Copyright © 2000 by 20th Century Fox
In a world where gifted beings with superpowers are alienated and feared by the rest of the community, the film is about two different approaches used to get acceptance from the normal humans about mutant kind. Professor Charles Xavier (Patrick Stewart) establishes an institute for the gifted to help all fellow mutants to control and hone their abilities in hoping to co-exist peacefully with humans. The X-Men team consists of Cyclops (James Marsden), Jean Grey (Famke Janssen), Storm (Halle Berry) and is led by Xavier himself. But for former ally and friend, Magneto (Ian McKellen) believes that humans and mutants can never live ideally as Xavier envisioned and together with his Brotherhood of Mutants, plan to mutate all the world leaders in order to achieve mutant acceptance. Caught in the crossfire between both the groups are Wolverine and Rogue (Anna Paquin) who may be the key to Magneto’s diabolical plan.
The pioneer to the reemergence of future comic book adaptations i.e. Marvel’s fellow Spiderman, Iron Man, Thor & Captain America and DC’s new interpretation of Batman & Superman all receiving critical acclaim throughout the decade, it proved to mainstream filmgoers that the superhero genre was not all campy or superficial but can actually be artistic, serious, intelligent and still able to deliver the required over-the-top action pieces with panache. Just like what Crouching Tiger Hidden Dragon and Gladiator did for their respective genres, the X-Men movies have been regarded to kick start a loyal following with the newer generation who may or may not be aware of such classic characters. Just for the record, I was one of them who was totally oblivious of their existence having only known the ‘Big Three’ (here is looking at you Bats, Supes and Spidey).
Enough of gushing and let’s get to why this remains my favourite franchise (even more so than Christopher Nolan’s reimagining of The Dark Knight). Call me sentimental, but this film had so many ‘powerful’ scenes that still evoked goose bumps every time I watch it (I have lost count). From the opening sequence where Magneto is separated from his parents upon entering a concentration camp and discovering his ability to Rogue’s ‘death’ only to be resurrected by Wolverine, these moments provide the emotional weight that you seldom see in a summer blockbuster. Speaking of emotional weight, it definitely will strike a chord to those who are looking for characters that they can identify with and there are plenty. I am sure that we have all been alienated and shunned at some point in our lives before like Wolverine or Rogue and even disliked just for looking different like Cyclops.
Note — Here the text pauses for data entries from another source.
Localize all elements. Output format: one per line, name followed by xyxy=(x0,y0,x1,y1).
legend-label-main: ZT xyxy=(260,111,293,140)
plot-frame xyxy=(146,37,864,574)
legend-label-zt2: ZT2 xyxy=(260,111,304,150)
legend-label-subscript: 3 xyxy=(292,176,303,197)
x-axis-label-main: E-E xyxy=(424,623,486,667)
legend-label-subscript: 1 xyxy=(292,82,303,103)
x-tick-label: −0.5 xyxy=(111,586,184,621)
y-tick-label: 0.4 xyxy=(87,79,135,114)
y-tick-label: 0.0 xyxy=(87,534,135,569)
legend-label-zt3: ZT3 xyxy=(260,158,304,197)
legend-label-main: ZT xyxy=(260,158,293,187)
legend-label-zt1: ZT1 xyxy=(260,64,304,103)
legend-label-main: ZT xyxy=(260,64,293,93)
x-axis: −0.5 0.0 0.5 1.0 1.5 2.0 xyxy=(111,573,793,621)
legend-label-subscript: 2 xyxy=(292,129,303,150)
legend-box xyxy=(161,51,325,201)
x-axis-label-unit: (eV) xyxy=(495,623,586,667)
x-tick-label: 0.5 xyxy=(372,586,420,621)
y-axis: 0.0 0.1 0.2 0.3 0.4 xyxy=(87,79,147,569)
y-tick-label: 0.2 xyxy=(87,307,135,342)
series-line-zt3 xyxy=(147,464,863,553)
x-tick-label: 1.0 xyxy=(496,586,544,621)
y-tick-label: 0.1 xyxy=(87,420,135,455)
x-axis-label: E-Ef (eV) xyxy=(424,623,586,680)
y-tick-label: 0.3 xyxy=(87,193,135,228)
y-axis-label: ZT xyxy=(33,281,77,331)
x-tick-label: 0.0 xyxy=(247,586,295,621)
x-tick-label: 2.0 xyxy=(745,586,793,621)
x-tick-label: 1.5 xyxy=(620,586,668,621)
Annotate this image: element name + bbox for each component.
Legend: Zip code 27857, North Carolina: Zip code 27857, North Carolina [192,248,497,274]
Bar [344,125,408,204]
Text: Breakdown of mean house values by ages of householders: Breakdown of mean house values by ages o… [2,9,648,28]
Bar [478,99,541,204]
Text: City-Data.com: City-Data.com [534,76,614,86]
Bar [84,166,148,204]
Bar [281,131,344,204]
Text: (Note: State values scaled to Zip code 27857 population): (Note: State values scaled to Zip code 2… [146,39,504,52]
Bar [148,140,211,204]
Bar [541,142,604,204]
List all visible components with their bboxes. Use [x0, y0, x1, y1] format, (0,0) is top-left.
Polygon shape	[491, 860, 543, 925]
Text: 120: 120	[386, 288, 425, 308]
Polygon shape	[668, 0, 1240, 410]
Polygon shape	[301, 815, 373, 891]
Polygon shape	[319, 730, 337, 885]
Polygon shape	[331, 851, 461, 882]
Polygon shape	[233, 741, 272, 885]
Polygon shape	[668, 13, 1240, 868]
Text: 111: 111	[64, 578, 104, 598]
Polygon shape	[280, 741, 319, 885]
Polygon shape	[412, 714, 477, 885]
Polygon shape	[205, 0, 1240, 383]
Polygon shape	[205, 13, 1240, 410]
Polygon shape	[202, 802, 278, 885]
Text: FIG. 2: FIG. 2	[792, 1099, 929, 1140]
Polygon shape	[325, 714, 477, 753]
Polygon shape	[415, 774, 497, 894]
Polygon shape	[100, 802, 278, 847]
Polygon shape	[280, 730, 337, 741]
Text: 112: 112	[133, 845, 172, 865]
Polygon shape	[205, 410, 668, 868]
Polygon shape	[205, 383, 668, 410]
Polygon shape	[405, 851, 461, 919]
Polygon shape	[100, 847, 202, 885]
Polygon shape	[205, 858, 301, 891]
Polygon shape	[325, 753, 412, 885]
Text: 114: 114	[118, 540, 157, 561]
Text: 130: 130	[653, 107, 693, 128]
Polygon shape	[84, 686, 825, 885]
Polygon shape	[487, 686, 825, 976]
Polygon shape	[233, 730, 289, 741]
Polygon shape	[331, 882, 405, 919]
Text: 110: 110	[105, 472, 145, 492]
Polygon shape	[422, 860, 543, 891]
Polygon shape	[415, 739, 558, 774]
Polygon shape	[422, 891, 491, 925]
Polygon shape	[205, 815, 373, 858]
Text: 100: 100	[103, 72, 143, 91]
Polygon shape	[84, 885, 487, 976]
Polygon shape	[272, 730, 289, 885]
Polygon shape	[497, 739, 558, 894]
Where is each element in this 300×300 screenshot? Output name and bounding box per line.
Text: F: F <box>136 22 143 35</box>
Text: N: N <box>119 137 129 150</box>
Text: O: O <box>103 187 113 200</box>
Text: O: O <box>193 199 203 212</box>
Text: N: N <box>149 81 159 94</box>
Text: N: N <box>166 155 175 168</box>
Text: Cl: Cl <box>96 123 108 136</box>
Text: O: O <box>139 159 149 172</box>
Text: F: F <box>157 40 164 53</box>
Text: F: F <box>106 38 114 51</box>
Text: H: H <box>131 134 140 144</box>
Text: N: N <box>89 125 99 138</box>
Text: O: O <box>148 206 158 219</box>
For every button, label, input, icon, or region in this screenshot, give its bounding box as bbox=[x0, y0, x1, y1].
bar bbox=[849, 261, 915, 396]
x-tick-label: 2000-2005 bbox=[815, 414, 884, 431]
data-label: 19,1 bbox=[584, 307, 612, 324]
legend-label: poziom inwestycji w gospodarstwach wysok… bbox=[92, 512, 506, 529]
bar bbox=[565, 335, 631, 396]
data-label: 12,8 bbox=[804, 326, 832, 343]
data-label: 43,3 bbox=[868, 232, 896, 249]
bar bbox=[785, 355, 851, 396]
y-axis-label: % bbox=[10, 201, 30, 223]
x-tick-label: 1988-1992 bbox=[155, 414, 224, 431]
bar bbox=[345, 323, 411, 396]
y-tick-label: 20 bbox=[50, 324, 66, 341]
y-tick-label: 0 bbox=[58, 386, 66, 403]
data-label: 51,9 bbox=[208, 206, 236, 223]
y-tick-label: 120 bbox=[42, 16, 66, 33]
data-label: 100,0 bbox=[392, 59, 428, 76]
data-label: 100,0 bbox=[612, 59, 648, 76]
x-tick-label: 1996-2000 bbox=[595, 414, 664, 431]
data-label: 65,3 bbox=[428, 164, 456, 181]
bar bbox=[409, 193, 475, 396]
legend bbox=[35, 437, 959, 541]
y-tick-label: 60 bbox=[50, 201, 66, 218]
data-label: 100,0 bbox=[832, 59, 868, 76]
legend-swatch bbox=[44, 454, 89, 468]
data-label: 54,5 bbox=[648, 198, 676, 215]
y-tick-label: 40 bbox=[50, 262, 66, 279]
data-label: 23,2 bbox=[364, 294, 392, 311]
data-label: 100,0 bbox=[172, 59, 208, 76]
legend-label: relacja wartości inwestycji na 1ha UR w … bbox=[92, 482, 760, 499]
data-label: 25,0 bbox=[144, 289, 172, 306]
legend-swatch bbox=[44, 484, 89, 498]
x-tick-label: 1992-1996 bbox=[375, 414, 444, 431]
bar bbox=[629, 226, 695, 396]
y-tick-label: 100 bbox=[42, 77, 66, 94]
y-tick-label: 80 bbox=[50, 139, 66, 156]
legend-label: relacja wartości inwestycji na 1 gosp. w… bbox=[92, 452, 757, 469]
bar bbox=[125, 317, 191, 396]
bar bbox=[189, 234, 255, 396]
Besides having a consistent theme running throughout about isolation for being ‘gifted’, it is interesting to note that the drafts submitted before this was green lit were more light-hearted and action oriented. Good call from Fox.
Although we can think of many other great directors to fill Bryan Singer’s shoes, I for one am grateful that he finally decided to take on this project after turning it down several times. The pacing was great and at a running time of only 104 minutes, we get sufficient back story from all the main players here. Known for his knack of handling large casts, each character certainly had his/her moment to shine. Kudos to top notch performances from Anna Paquin, Patrick Stewart, Ian McKellen and an outstanding portrayal from new comer Hugh Jackman as the adamantium-clawed Wolverine. He certainly had the look and gravitas for the role. To think that he was a last minute replacement when Dougray Scott had to pull out due to his prior commitment to Mission: Impossible II. Talk about perfect timing. The members from the Brotherhood of Mutants also left good impressions of themselves albeit only briefly on screen. Clearly, Tyler Mane (Sabretooth), Ray Park (Toad) and Rebecca Romijn (Mystique) were having a blast while playing them. It would have been nice to see more development in their characters though. I guess that is where the sequels come in.
While the casting was almost impeccable, I thought that Storm would have been better suited if it was played by someone a little taller and with a more convincing accent. Nevertheless, her gift was such a joy to be seen on screen. Highlights came from the attack in the train station and the finale where she got to zap Toad while uttering the now infamous line of informing him that he’ll burn just like everything else. The fights between Sabretooth and Mystique were strong and stylised courtesy from action director extraordinaire, Cory Yuen. While it is understandable that the studio wanted to keep the budget at a low, the scope of it still feels larger-than-life thanks to tight editing and a script that dares to address some of the more challenging issues we are facing currently i.e. on equal rights, consequences on the invasion of privacy and fearing the unknown/being different. It could have been a run-of-the-mill offering with a world domination plot taking centre stage, but I am glad that we are served with something more substantial without losing its entertainment value and comic book roots. All in all, it’s just a very well made film with some unanswered questions raised for the sequel to continue its fight for mutant kind.